The island of Ibiza is in a key position in the western Mediterranean at the meeting point of all the main maritime routes. This position has made it an economic and military reference point for Mediterranean peoples since far off times
Despite this strategic importance, Ibiza began to be better known in the 70s because of the hippie movement, which made it a contra-culture paradise, and then later for the beauty of its white houses that give it a unique panorama.
Ibiza’s popular constructions are part of the great range of architecture in Spain. The urban house in Ibiza is the most important building of all those on the island also known as Isla Pitiusa.
In recent years these have deteriorated badly and some have had to be demolished.
The typical Ibizan house is a compact construction on two or three floors. There are also the rooms that are sometimes used as lofts.
This type of construction doesn’t usually have a patio, but there are exceptions. In any case, it has a wide balcony surrounded by wooden balustrades, although nowadays this material is being substituted by metal.
On the other hand, typical Ibizan architecture can have two types of façade: flat or concave. The doors tend to be lintelled but there are also those with arches.
Ibiza also has another style of popular architecture: the rural house. These are built on large plots of agricultural land, away from the town centres and are only one storey.
The most important rooms in this house are the bedrooms, which often have small shelves built into the walls, and the kitchen in which there is also the wine cellar and the bread oven.
There is also a central room giving access to other parts of the house including storeroms, lofts, drying-rooms, corrals, stables and patios.
The Ibizan house is very similar to typical houses in Almería. Both are characterised by the simplicity of construction. Their walls, between 40 and 70 centimetres thick, are built of rubble-work, different shapes and sizes of stone held together with mortar. Another construction material is white-rendered clay or double walls filled with rubble.
The roof is slightly sloped to allow the rainfall to run off. Ibizan houses, along with those in Almería, also have terraces finished with a coat of clay.
Calcareous stone is the most used construction material of popular Ibiza houses because of its great resistance to weather conditions, its light weight and its easy cutting.
Current popular architecture in Ibizan houses is pure simplicity, with hardly any decorations.

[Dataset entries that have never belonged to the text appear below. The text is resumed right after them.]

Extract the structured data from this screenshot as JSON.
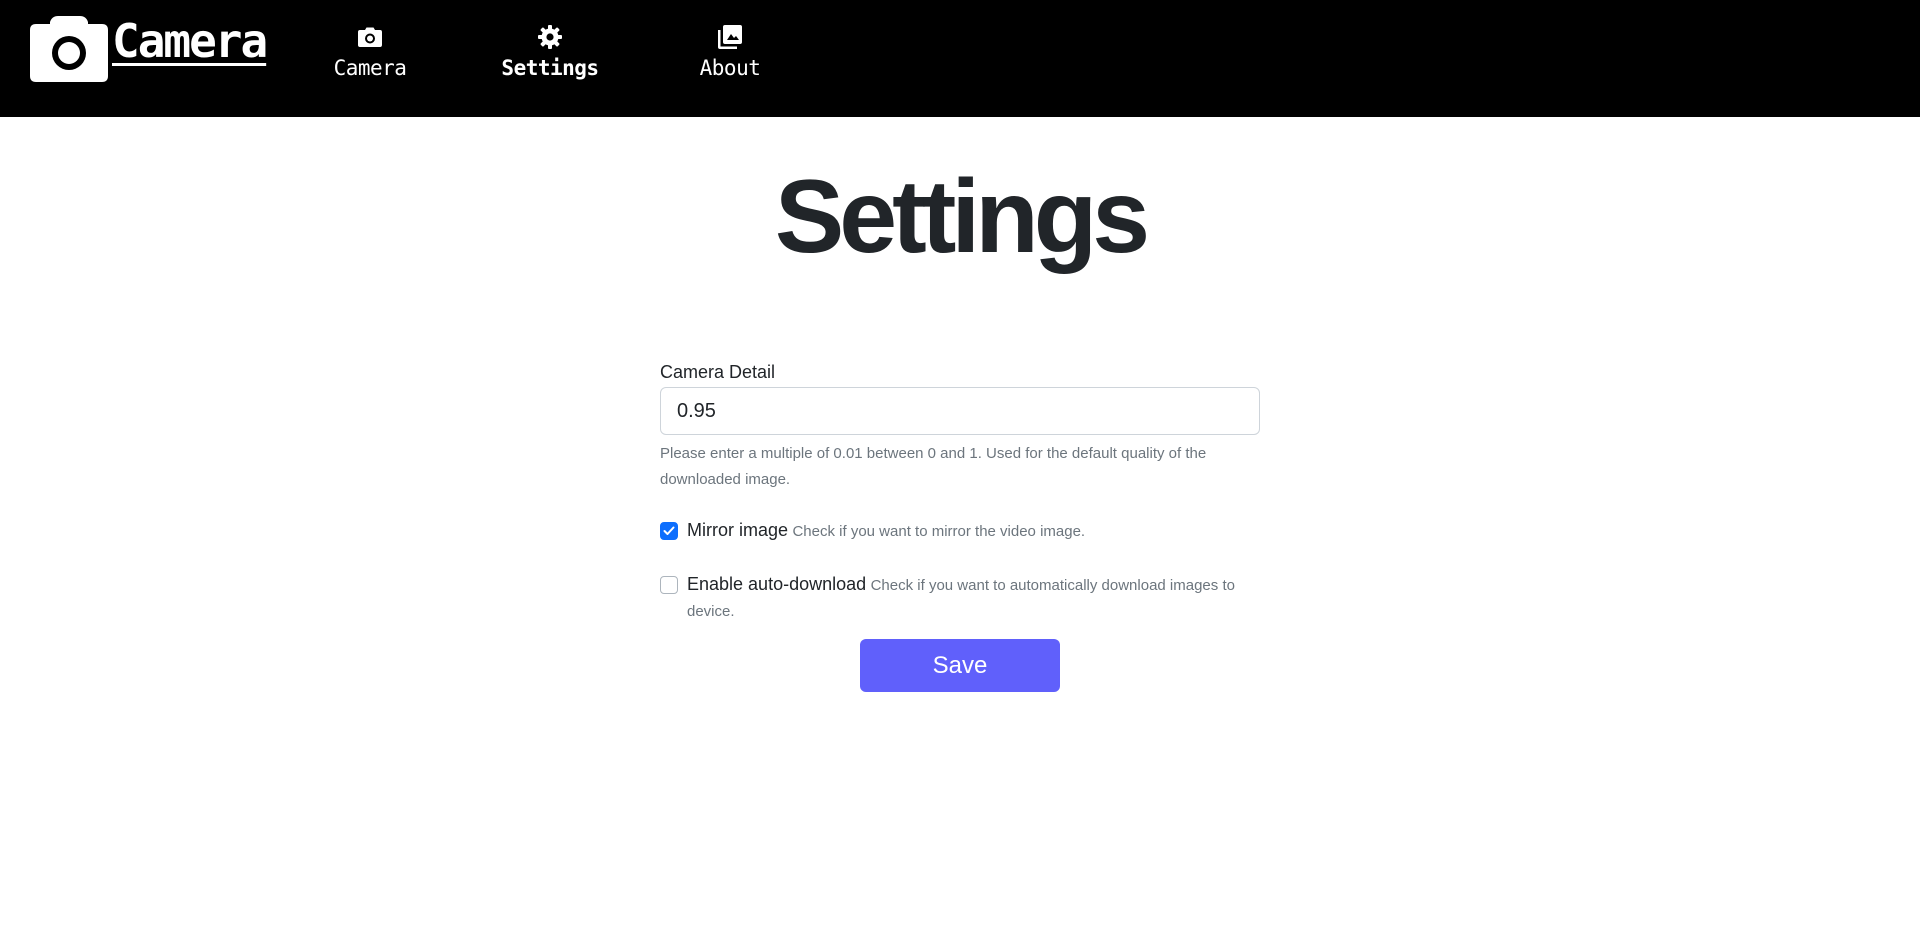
{
  "colors": {
    "header_bg": "#000000",
    "title_text": "#212529",
    "muted_text": "#6c757d",
    "checkbox_checked": "#0d6efd",
    "save_button_bg": "#6060fb"
  },
  "header": {
    "brand": {
      "icon": "camera-icon",
      "title": "Camera"
    },
    "nav": [
      {
        "label": "Camera",
        "icon": "camera-icon",
        "active": false
      },
      {
        "label": "Settings",
        "icon": "gear-icon",
        "active": true
      },
      {
        "label": "About",
        "icon": "photo-library-icon",
        "active": false
      }
    ]
  },
  "main": {
    "title": "Settings",
    "form": {
      "camera_detail": {
        "label": "Camera Detail",
        "value": "0.95",
        "help": "Please enter a multiple of 0.01 between 0 and 1. Used for the default quality of the downloaded image."
      },
      "mirror_image": {
        "label": "Mirror image",
        "help": "Check if you want to mirror the video image.",
        "checked": true
      },
      "auto_download": {
        "label": "Enable auto-download",
        "help": "Check if you want to automatically download images to device.",
        "checked": false
      },
      "save_label": "Save"
    }
  }
}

They have thick, roughly finished walls, semi-circular ovens adjoined to the outside of the house and their walls are whitewashed.

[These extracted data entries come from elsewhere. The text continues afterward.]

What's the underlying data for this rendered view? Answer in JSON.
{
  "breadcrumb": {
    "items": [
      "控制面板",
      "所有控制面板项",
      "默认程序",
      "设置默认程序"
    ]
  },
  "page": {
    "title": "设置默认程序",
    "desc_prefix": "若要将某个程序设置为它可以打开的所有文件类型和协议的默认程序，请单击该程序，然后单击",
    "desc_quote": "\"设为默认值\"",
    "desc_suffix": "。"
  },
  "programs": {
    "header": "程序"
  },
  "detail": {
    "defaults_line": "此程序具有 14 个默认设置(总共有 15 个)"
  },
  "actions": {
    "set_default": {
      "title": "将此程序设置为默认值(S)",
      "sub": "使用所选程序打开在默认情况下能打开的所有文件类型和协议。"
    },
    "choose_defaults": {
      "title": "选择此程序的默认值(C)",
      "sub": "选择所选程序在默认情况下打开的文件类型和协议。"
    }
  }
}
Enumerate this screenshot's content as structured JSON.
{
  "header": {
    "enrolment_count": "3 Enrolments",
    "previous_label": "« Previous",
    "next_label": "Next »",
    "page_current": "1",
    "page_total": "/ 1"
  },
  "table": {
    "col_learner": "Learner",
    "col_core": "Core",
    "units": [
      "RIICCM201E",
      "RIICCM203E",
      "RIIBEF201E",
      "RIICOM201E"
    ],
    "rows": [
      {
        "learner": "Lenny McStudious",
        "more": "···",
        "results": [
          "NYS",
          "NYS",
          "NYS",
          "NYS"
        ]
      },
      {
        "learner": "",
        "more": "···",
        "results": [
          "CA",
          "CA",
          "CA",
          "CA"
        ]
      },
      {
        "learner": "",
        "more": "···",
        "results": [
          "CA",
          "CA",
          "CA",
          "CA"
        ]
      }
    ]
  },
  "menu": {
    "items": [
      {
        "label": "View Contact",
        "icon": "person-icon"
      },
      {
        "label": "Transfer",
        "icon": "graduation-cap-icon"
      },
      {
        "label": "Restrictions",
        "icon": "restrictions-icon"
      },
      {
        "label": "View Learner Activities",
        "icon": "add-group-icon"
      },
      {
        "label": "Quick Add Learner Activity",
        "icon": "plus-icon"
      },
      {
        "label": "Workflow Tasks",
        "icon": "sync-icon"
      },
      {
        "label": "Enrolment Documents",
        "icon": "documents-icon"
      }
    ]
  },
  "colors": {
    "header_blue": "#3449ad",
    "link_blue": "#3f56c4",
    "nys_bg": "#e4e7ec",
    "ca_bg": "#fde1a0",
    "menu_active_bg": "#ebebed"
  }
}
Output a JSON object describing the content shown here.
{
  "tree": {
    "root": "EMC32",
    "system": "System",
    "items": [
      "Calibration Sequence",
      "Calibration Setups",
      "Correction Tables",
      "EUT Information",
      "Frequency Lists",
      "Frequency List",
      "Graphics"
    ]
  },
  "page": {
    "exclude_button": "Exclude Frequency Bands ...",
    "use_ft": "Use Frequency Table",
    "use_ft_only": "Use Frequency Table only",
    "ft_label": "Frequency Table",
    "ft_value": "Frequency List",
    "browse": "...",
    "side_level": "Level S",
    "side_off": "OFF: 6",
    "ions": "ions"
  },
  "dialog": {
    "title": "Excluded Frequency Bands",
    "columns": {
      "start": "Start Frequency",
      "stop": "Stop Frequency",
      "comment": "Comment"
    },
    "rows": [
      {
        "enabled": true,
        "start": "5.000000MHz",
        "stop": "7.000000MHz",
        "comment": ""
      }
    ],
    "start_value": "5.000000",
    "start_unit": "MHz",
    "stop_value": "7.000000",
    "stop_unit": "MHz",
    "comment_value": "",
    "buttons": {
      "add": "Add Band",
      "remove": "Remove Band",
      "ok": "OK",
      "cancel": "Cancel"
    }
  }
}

These days it is difficult to find a construction of this type in good condition in Ibiza. The new needs of its inhabitants and the population movement from the countryside into the towns have led people to leave the traditional houses.
But there are still some typical Ibizan houses that have been converted into guesthouses. Among them we should highlight the Can Lluc (Carretera de San Inés, KM 2, San Rafael). This is a pre-19th century finca that shows off all the beauty of rural Ibiza and is a magnificent example of the island’s typical white architecture.

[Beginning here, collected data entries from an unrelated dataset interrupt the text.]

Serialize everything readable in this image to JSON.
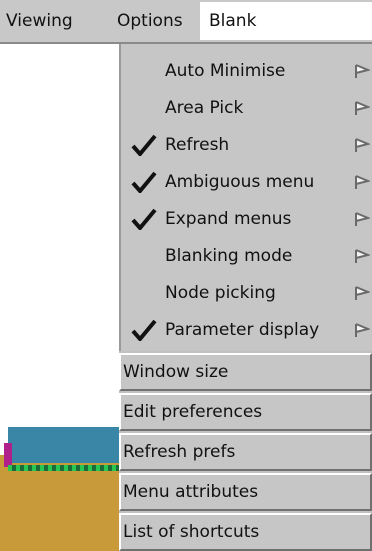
{
  "menubar": {
    "viewing": "Viewing",
    "options": "Options",
    "blank": "Blank"
  },
  "dropdown": {
    "toggle_items": [
      {
        "label": "Auto Minimise",
        "checked": false
      },
      {
        "label": "Area Pick",
        "checked": false
      },
      {
        "label": "Refresh",
        "checked": true
      },
      {
        "label": "Ambiguous menu",
        "checked": true
      },
      {
        "label": "Expand menus",
        "checked": true
      },
      {
        "label": "Blanking mode",
        "checked": false
      },
      {
        "label": "Node picking",
        "checked": false
      },
      {
        "label": "Parameter display",
        "checked": true
      }
    ],
    "button_items": [
      {
        "label": "Window size"
      },
      {
        "label": "Edit preferences"
      },
      {
        "label": "Refresh prefs"
      },
      {
        "label": "Menu attributes"
      },
      {
        "label": "List of shortcuts"
      }
    ],
    "submenu_icon": "triangle-flag-icon",
    "check_icon": "checkmark-icon"
  }
}
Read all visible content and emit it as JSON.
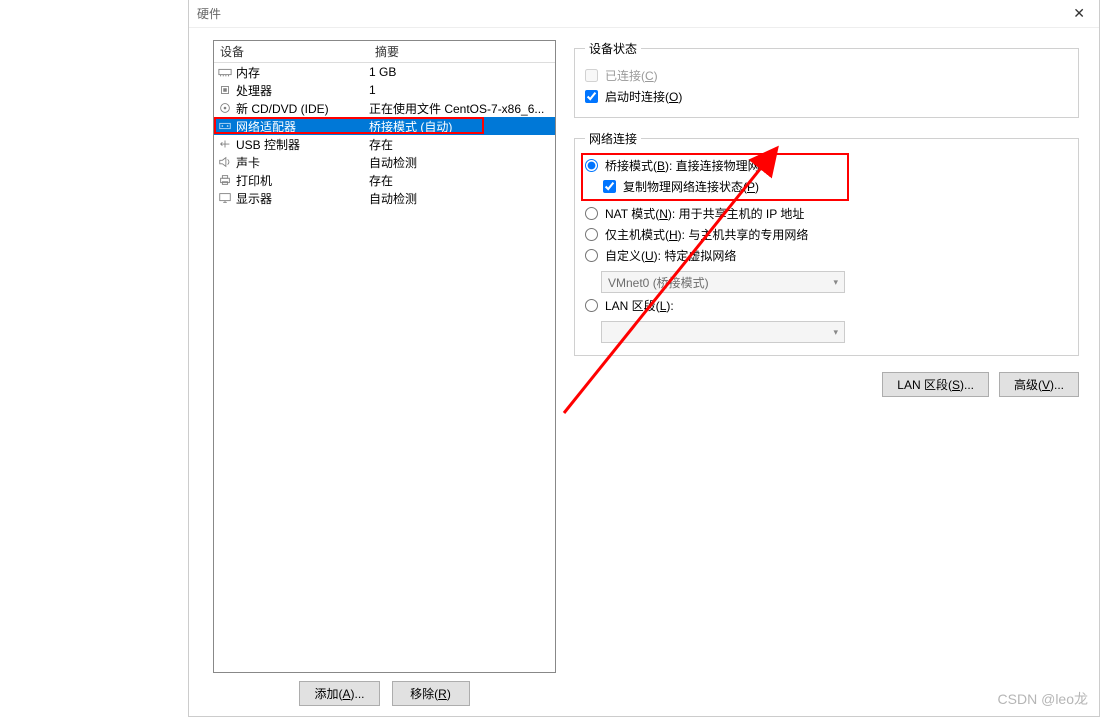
{
  "title_partial": "硬件",
  "device_list": {
    "header_name": "设备",
    "header_summary": "摘要",
    "rows": [
      {
        "icon": "memory-icon",
        "name": "内存",
        "summary": "1 GB",
        "selected": false
      },
      {
        "icon": "cpu-icon",
        "name": "处理器",
        "summary": "1",
        "selected": false
      },
      {
        "icon": "cd-icon",
        "name": "新 CD/DVD (IDE)",
        "summary": "正在使用文件 CentOS-7-x86_6...",
        "selected": false
      },
      {
        "icon": "network-icon",
        "name": "网络适配器",
        "summary": "桥接模式 (自动)",
        "selected": true
      },
      {
        "icon": "usb-icon",
        "name": "USB 控制器",
        "summary": "存在",
        "selected": false
      },
      {
        "icon": "sound-icon",
        "name": "声卡",
        "summary": "自动检测",
        "selected": false
      },
      {
        "icon": "printer-icon",
        "name": "打印机",
        "summary": "存在",
        "selected": false
      },
      {
        "icon": "display-icon",
        "name": "显示器",
        "summary": "自动检测",
        "selected": false
      }
    ]
  },
  "buttons": {
    "add": "添加(A)...",
    "remove": "移除(R)"
  },
  "device_status": {
    "legend": "设备状态",
    "connected": "已连接(C)",
    "connect_on_start": "启动时连接(O)"
  },
  "network": {
    "legend": "网络连接",
    "bridged": "桥接模式(B): 直接连接物理网络",
    "replicate": "复制物理网络连接状态(P)",
    "nat": "NAT 模式(N): 用于共享主机的 IP 地址",
    "hostonly": "仅主机模式(H): 与主机共享的专用网络",
    "custom": "自定义(U): 特定虚拟网络",
    "custom_value": "VMnet0 (桥接模式)",
    "lan": "LAN 区段(L):",
    "lan_value": "",
    "lan_segments_btn": "LAN 区段(S)...",
    "advanced_btn": "高级(V)..."
  },
  "watermark": "CSDN @leo龙"
}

This pretty Ibizan house is divided into porches and common rooms, several bedrooms for the family, and the pantry or slaughter room. There were corrals all around the house: to the west those for sheep and pigs, on the east side the corral for mules and the storeroom for carobs, and to the south the barn for the carts and farming implements.
The house was restored in 2003 and is outstanding for its wooden roofs and strong stone walls, the soul of local popular architecture in a building that joins ancient traditions and modern facilities.